After the show, the lead actor sat next to the student in the audience, bringing a hush over the crowd. In front of all the other students, the actor calmly told the boy he had stolen a moment from the actors and the audience, and if he wanted to be on stage he should study acting like all the other cast members had.
Bahr said students at that school never did anything like that again during a show.
"Audiences don't know how to behave because we have not trained them how to behave," Bahr said. "We have not made them accountable."
To Bahr, his job is not just about teaching people to enjoy Shakespeare, it's about teaching them how to be good audience members. He teaches them to understand the plays at a deeper level -- how to appreciate theater for years to come.
"It's an investment," he said. "We are investing in the patrons, our future generations and our artists in the work of the theater."
That's why he works so much that he can barely track how many hours he devotes to the festival's educational programs.
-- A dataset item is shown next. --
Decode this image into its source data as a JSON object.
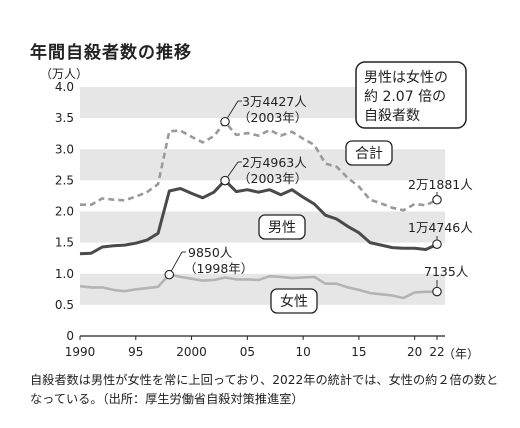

To him, the hours are beside the point. "I am so lucky," Bahr said. "I found my place. I found exactly where I need to be."
The Utah Shakespearean Festival's summer season continues through Aug. 29, with six plays in repertory: "The Secret Garden," "Private Lives," "Foxfire," "Henry V," "As You Like It" and "The Comedy of Errors."
Where » Southern Utah University campus, 300 W. Center St., Cedar City.
Tickets » $23-$66, available by visiting www.bard.org or calling 800-PLAYTIX.
Fall season » "The Woman in Black," "Tuesdays With Morrie" and "The Complete Works of William Shakespeare (abridged)" open in previews Sept. 18 and continue through Oct. 17.